Economy

UN agency flags India growth slowdown to 6.4% in FY27 as Iran war fuels global inflation, cost pressures

Asia / India0 views1 min
UN agency flags India growth slowdown to 6.4% in FY27 as Iran war fuels global inflation, cost pressures

The United Nations predicts India’s GDP growth will slow to 6.4% in FY27, down from 7.5% in FY26, due to rising energy costs and global inflation fueled by the West Asia conflict. The report also warns of a broader global growth slowdown to 2.5% in 2026, with inflation rising in both developed and developing economies, complicating central banks’ policy decisions.

The United Nations Department of Economic and Social Affairs (UN DESA) revised India’s GDP growth forecast downward to 6.4% for fiscal year 2026-27, a decline from the earlier estimate of 7.5% in FY26. The slowdown is attributed to escalating energy import costs and broader financial uncertainty stemming from the West Asia conflict, which has disrupted global markets and reignited inflationary pressures. The UN report aligns with earlier assessments by the United Nations Economic and Social Commission for Asia and the Pacific (UNESCAP), though it contrasts with the Reserve Bank of India’s April projection of 6.9% growth.
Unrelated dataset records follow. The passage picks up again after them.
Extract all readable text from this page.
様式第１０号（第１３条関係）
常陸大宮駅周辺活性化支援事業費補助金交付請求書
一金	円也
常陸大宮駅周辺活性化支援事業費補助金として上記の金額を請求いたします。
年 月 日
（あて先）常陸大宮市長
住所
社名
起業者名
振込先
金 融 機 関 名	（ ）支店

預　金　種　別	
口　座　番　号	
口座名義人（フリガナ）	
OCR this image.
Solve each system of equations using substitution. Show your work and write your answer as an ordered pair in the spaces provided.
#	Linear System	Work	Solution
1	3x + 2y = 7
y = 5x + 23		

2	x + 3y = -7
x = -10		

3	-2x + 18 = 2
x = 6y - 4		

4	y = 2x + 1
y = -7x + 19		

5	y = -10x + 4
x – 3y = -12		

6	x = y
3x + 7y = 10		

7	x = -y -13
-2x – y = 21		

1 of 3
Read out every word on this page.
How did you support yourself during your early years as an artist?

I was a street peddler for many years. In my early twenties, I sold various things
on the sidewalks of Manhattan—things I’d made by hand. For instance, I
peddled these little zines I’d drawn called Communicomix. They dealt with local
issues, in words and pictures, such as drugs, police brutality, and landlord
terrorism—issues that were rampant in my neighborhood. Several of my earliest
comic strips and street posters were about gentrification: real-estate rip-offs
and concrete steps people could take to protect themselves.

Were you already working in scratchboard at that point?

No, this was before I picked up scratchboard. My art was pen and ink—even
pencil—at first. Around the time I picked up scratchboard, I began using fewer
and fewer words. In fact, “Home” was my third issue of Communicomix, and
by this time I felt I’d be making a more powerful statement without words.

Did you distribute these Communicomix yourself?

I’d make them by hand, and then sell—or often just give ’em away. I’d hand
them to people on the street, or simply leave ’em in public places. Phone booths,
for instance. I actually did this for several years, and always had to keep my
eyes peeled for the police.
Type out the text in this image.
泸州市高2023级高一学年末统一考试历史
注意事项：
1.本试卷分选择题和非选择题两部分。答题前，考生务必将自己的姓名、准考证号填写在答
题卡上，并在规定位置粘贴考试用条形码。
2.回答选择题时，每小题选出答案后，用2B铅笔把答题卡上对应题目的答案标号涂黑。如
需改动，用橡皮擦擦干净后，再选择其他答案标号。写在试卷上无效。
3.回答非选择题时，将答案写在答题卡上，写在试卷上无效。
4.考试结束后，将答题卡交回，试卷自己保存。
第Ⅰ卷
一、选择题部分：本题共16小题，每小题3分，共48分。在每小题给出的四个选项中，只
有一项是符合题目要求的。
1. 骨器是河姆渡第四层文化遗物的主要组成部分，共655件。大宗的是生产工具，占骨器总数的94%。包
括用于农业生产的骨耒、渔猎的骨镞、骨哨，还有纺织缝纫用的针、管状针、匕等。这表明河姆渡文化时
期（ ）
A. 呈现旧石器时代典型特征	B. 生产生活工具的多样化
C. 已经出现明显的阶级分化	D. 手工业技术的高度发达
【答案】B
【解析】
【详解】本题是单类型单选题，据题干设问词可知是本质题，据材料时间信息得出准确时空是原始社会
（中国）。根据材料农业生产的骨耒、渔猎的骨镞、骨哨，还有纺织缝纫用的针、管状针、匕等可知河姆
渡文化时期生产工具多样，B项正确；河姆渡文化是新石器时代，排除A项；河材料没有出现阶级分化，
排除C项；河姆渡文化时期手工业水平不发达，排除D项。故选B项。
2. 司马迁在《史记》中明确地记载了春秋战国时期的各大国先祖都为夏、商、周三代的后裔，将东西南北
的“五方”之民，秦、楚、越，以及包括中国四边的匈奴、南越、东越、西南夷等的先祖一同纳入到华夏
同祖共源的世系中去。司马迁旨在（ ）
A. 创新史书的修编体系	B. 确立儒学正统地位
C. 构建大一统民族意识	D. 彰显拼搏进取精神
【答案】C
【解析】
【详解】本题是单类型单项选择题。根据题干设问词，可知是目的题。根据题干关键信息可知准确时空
Despite the downturn, India remains among the world’s fastest-growing major economies, with gradual recovery expected to 6.6% in FY28. The West Asia crisis has intensified global economic strains, pushing energy prices higher and exacerbating cost pressures for households and businesses. Global growth is now projected at 2.5% in 2026, down from earlier forecasts, with inflation rising in developed economies to 2.9% and in developing nations to 5.2%, reversing the disinflation trend observed in 2023. Food price disruptions, particularly from fertilizer shortages, further threaten crop yields and consumer affordability. Central banks face a dilemma: raising interest rates risks weakening growth, while holding rates steady may allow inflation to persist. Developing economies, including India, are particularly vulnerable due to tighter financing conditions and limited policy flexibility. The report underscores significant risks, including prolonged energy market disruptions and entrenched inflation, leaving the global economic outlook uncertain and skewed toward further deterioration.